Tibial tubercle osteotomy (TTO) is an important surgical procedure aimed at correcting patellofemoral malalignment and treating symptomatic conditions such as patellar instability and patellofemoral cartilage damage. Anteromedialization of the tibial tubercle with the Fulkerson osteotomy is widely implemented for its effectiveness in optimizing patellar tracking and reducing patellofemoral contact pressures.
Intraoperative adjustment
Despite its clinical success, one of the enduring challenges in TTO is ensuring that the surgical adjustments intended by the surgeon during the operation are accurately translated into the anatomical changes observed in postoperative outcomes. This discrepancy between planned and actual outcomes necessitates rigorous assessment to enhance surgical precision and patient outcomes.
“When we measure the angle of the TTO using a standard guide, it doesn’t take into account individual differences in each patient’s pathoanatomy,” explains Adam Yanke, MD, PhD. “Therefore, our pre- and postoperative measurements can vary. We want to try to minimize this difference through patient-specific instrumentation.”
The choice of osteotomy angle and the degree of tubercle translation are tailored according to the specific pathology being addressed. For patellar instability, the procedure aims to medialize the extensor mechanism, shifting the tibial tubercle medially and slightly anteriorly to stabilize the patella within the trochlear groove during knee flexion, thus improving patellar tracking.
In contrast, cases involving patellofemoral pain or degenerative arthritis often require more pronounced anteriorization. This modification aims to reduce and redistribute the patellofemoral joint forces away from the deteriorated distal and lateral quadrants of the patella to the healthier proximal and medial quadrants, thereby alleviating pain and decelerating the progression of joint degeneration.
Continued measurement
This study extends the work of Liu, et al, who used postoperative MRI to validate intraoperative metrics of TTO. We found that MRI measured TTO angles deviate from the planned or charted angles by an average of around 10°, while angle accuracy decreases at shallow and steeper intended angles.
The accuracy of the TTO angle is crucial in Fulkerson osteotomy procedures, as incorrect angles can lead to either under- or overcorrection of patellar tracking, potentially necessitating revision surgery. This study found that flatter osteotomy angles often resulted in higher measured angles than those estimated by surgeons, causing insufficient medialization in patients with lateral patellar instability, while steeper angles were often underestimated, leading to inadequate anteriorization.
Two measurement methods for TTO angles were examined, showing comparable accuracy and reliability. One method, based on proximal tibia anatomy, underestimated charted values, especially on more distal MRI slices.
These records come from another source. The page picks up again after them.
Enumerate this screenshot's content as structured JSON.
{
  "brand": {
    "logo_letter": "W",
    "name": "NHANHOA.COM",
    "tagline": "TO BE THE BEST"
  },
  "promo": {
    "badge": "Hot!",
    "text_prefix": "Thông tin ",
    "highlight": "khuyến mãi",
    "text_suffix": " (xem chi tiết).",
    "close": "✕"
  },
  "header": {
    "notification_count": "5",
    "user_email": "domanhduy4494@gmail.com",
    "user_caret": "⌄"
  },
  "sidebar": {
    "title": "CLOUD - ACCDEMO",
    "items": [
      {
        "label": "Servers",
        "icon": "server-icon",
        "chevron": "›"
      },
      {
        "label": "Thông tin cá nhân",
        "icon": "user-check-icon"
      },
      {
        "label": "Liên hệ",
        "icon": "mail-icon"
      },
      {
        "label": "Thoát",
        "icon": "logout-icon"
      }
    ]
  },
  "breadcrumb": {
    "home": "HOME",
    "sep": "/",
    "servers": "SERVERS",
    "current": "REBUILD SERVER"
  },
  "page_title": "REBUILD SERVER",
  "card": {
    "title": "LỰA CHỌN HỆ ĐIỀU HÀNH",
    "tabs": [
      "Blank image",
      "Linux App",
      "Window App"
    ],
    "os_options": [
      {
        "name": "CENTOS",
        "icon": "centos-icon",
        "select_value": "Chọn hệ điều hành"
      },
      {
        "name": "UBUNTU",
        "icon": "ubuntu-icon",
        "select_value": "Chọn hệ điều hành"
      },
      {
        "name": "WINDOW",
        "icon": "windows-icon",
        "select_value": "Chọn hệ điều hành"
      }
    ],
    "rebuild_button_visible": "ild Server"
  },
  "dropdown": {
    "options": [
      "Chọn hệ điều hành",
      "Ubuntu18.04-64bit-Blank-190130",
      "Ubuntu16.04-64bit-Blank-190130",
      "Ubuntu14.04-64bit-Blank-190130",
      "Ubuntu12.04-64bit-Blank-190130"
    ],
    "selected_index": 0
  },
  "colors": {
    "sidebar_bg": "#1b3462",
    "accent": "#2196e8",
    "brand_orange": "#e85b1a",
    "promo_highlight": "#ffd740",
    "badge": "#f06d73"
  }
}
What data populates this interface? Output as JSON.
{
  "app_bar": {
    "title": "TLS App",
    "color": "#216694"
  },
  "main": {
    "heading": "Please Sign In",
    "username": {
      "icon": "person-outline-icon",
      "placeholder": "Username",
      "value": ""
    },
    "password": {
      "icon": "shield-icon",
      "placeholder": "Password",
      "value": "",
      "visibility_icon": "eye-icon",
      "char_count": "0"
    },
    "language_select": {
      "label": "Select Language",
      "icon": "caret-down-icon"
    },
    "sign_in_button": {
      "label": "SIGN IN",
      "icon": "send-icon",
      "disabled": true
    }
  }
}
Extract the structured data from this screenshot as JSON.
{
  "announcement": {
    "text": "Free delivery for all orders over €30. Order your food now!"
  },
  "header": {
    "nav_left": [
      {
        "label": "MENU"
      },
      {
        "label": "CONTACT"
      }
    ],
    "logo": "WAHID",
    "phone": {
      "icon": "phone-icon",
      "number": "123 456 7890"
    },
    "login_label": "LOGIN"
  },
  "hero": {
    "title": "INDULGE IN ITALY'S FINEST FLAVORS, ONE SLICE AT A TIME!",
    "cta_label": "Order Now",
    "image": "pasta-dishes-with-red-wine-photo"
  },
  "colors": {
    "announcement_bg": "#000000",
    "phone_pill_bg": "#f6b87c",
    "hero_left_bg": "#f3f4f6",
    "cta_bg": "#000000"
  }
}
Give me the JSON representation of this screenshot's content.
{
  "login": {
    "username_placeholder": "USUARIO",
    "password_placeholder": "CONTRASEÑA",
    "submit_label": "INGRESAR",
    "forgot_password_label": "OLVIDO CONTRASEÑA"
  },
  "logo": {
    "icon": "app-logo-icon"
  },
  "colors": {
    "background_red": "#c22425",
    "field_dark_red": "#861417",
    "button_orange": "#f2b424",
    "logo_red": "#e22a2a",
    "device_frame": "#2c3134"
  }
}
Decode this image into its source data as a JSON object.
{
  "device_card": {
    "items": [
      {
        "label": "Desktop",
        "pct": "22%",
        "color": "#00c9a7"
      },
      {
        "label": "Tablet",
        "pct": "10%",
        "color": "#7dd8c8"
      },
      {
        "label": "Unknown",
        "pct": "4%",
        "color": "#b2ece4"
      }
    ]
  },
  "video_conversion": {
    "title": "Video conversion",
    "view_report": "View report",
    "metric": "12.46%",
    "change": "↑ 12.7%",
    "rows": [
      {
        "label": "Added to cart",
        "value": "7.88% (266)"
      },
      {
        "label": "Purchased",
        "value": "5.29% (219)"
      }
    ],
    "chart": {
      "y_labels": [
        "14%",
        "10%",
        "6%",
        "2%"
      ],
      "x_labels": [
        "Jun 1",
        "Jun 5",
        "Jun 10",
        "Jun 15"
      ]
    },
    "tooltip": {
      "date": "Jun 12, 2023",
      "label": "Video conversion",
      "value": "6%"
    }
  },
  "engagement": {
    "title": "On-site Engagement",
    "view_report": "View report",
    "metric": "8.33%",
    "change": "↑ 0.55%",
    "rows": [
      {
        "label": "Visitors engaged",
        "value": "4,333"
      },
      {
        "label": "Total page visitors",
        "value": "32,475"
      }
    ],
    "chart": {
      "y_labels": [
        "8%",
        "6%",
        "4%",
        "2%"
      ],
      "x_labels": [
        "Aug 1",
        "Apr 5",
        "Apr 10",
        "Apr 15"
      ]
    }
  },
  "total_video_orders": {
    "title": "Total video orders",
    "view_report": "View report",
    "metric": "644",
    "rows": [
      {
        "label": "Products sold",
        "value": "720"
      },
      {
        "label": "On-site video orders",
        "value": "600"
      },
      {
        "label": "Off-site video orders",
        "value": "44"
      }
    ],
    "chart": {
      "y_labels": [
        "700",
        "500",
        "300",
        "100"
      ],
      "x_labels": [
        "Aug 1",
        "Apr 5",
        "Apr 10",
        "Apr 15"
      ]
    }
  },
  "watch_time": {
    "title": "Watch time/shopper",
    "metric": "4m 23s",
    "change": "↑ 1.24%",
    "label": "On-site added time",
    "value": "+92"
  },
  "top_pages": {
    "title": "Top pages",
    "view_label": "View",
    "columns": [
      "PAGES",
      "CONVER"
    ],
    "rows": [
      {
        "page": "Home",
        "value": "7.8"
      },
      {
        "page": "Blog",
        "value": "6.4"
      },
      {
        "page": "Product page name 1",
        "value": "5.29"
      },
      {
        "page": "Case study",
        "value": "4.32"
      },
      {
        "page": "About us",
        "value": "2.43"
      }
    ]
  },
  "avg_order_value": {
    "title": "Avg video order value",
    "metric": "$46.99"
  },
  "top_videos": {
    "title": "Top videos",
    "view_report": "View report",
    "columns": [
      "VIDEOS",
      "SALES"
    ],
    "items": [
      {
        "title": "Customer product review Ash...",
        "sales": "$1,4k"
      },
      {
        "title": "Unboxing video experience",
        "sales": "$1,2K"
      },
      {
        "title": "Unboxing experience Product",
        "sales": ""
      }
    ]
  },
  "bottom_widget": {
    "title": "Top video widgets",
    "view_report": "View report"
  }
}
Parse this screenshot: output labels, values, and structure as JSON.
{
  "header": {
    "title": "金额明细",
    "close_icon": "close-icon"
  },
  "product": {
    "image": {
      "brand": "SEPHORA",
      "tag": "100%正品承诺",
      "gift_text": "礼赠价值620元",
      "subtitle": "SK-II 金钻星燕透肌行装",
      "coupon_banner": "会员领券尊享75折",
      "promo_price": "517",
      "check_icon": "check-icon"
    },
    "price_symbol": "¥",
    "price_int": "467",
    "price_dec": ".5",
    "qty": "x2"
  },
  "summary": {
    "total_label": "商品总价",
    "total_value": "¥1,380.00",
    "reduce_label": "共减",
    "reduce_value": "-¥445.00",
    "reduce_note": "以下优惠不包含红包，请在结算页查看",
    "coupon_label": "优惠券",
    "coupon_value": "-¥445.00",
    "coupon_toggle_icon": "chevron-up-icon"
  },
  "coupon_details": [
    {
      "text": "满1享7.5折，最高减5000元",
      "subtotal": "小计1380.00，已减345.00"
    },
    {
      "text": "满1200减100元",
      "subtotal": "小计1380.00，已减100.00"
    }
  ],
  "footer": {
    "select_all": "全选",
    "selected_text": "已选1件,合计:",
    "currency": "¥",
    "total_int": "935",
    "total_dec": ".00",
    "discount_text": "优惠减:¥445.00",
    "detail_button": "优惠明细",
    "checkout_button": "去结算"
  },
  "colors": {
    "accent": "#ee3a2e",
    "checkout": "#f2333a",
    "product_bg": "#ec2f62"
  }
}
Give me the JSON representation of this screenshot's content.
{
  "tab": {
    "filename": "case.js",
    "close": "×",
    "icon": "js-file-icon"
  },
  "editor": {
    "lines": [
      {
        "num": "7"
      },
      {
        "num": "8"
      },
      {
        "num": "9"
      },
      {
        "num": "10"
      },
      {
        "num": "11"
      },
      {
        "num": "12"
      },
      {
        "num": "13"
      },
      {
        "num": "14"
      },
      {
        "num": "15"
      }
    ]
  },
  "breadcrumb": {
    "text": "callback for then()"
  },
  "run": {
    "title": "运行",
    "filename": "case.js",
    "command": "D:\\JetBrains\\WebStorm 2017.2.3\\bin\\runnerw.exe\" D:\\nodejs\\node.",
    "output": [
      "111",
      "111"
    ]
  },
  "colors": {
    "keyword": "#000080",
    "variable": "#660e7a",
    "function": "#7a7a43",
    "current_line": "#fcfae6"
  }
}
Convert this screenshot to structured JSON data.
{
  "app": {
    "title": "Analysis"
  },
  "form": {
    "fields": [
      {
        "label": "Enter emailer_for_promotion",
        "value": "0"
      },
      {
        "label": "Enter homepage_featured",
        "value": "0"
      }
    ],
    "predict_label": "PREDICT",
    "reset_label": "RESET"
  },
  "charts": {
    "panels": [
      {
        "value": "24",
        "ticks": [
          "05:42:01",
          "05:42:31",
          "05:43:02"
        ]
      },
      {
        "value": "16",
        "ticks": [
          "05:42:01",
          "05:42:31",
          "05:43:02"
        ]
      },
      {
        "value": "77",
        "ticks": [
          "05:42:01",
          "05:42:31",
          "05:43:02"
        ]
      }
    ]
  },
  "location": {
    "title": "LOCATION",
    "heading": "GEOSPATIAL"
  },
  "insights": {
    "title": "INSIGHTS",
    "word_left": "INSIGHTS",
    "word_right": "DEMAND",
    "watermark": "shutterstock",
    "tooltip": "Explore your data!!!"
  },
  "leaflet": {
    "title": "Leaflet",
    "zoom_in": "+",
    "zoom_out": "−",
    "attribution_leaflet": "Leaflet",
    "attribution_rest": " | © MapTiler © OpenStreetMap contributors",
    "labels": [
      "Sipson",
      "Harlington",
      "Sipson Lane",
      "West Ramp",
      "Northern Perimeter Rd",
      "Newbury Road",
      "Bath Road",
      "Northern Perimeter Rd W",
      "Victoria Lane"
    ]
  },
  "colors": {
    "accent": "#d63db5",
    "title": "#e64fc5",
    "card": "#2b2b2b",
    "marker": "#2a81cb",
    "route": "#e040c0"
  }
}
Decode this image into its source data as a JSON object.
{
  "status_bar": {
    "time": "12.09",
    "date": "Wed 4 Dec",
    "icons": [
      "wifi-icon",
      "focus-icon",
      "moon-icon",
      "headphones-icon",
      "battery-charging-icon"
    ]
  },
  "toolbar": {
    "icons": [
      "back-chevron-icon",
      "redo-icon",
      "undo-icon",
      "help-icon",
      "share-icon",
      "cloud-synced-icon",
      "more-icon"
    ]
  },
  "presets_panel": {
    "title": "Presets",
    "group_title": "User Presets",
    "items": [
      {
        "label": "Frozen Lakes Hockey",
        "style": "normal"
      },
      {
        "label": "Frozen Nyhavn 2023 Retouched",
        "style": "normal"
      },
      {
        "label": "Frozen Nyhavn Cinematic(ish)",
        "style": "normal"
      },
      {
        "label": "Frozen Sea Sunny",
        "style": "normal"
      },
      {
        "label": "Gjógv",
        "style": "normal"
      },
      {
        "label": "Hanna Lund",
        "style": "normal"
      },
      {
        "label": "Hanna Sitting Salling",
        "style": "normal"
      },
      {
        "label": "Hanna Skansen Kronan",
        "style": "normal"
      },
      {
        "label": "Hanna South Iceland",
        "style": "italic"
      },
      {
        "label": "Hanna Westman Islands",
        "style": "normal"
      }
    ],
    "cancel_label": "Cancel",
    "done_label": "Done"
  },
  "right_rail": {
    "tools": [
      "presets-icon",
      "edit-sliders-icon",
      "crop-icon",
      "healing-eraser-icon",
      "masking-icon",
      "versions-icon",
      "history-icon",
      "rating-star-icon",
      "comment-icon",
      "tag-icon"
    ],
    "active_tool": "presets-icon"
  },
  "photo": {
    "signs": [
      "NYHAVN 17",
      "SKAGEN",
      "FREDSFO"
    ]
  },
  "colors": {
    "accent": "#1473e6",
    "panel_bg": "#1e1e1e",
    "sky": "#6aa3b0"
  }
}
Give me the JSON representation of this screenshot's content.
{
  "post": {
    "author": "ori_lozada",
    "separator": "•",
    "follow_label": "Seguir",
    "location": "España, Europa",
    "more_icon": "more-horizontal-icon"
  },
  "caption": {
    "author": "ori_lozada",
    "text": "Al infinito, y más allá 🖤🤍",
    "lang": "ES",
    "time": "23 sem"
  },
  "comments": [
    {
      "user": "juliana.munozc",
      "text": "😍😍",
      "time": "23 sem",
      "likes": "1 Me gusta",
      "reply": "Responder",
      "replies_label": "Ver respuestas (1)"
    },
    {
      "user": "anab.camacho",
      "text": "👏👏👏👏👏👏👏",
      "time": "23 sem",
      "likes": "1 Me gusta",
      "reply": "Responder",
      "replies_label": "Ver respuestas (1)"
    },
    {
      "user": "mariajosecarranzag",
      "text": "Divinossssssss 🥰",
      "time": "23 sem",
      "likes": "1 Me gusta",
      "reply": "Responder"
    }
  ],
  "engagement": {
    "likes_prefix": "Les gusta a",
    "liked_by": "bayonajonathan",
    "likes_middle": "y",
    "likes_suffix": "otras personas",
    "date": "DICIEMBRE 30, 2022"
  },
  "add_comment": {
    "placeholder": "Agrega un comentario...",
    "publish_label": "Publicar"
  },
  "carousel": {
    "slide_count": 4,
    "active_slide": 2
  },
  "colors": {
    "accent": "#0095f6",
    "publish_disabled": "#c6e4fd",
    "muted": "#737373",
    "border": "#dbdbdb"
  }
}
The novel method proposed measured the osteotomy angle relative to the horizontal of the MRI axial slice. This mirrors intraoperative measurement and emphasizes the importance of standardized foot positioning in both imaging and surgery to ensure accurate assessment and successful outcomes.
Improved accuracy with a 3D-printed guide
Additionally, we were able to successfully develop a patient-specific, 3D-printed TTO guide that has the potential to be utilized in future surgeries. Using a cadaveric model, we are testing our ability to print guides that exactly match osseous anatomy and facilitate translation of the tubercle in a simulated surgery.
“To our knowledge, we’re the first institution to begin developing patient-specific guides for this specific osteotomy. The TTO is a unique procedure because it is one of the few osteotomies we perform that doesn’t have information on who is truly indicated. These guides will improve upon what is already a highly successful procedure,” Dr. Yanke says.
The translation component of the 3D guide can be used to precisely anteriorize, medialize or distalize the tibial tubercle according to preoperative measurements. Most importantly, it can be utilized for cutting planes that are not commonly seen in commercially available guides.
Further study is required on these guides before they can be used in the clinical setting. This includes rigorous testing on a variety of pathoanatomy at a variety of osteotomy angles and translations to ensure its effectiveness in a variable patient population.
Overall, we believe the patient-specific guide is economically viable and can be customized to fit the exact needs of the individual.